Major Challenges in Maritime Infrastructure

  • Financing & Policy Barriers:
    • Ships excluded from harmonized infrastructure list and SARFAESI Act.
    • High financing costs and 0.06% global shipbuilding share due to raw material import dependency.
  • Port Infrastructure Gaps:
    • Average turnaround time: 2.1 days vs. 0.6 in Singapore.
    • Depth limitations hinder ultra-large container vessels.
  • Skilled Workforce & Technology Lag:
    • Shortage of specialized shipbuilding skills.
    • Nascent adoption of blockchain, IoT, and AI in ports.
  • Regulatory & Policy Coordination:
    • Delayed approvals (2-3 years for port projects).
    • Lack of single-window clearance.
  • Competition:
    • China dominates with economies of scale; Indian shipyards at 60-70% capacity.
  • Coastal Shipping & Hinterland Connectivity:
    • Coastal shipping accounts for only 6% of domestic freight.
    • Only 30% of major ports have direct rail connections.

Government Initiatives for Maritime Growth

  • Maritime India Vision 2030:
    • Blueprint for comprehensive maritime sector growth with over 150 initiatives.
  • Sagar Mala Program (2015):some text
    • $123 billion investment in 415 projects across:some text
      • Port Modernization
      • Port Connectivity
      • Port-Linked Industrialization
      • Coastal Community Development
    • Targets: $2.7 billion annual revenue and 2 million jobs by 2030.

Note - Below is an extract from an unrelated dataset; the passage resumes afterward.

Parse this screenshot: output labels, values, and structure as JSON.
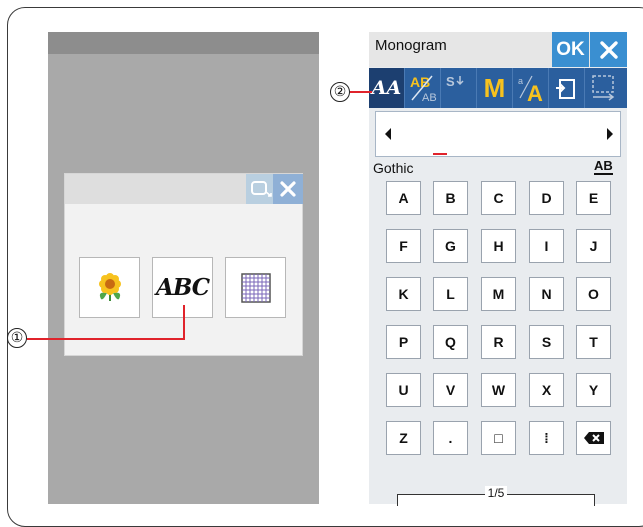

Measures to Accelerate Maritime Infrastructure

  • Integrated Port Development:
    • Establish a National Port Grid Authority and hub-and-spoke model.
    • Link ports with industrial corridors and SEZs.
  • Technology Modernization:
    • Smart Port Infrastructure Management Systems (SPIMS).
    • Blockchain-based port community systems and IoT-enabled tracking.
  • Multimodal Connectivity:
    • Complete Dedicated Freight Corridors linking ports to industrial hubs.
    • Coastal economic zones with logistics parks and standardized connectivity models.
  • Green Port Initiatives:
    • Solar and wind integration; shore-to-ship power systems.
    • Automated environmental monitoring and green corridors for cargo movement.
  • Skill Development:
    • Maritime Skill Development Centers and exchange programs.
    • Innovation labs at IITs and maritime universities.
  • Private Sector Participation:
    • Hybrid annuity models and infrastructure investment trusts (InvITs).
    • Special-purpose vehicles with state and private sector participation.
  • Coastal Community Integration:
    • Fishing harbors, coastal tourism, and skill programs for coastal communities.
  • Port Efficiency:
    • Benchmarking systems for performance monitoring.
    • Specialised cargo handling facilities and dedicated coastal berths.

Conclusion

Developing a robust maritime infrastructure is essential for economic resilience, trade control, and strategic security. It aligns with SDG 9 (Industry, Innovation, and Infrastructure) and SDG 13 (Climate Action) while supporting India's ambitions of becoming a global economic powerhouse. Through targeted reforms and investments, India can overcome vulnerabilities, enhance environmental sustainability, and secure its maritime future.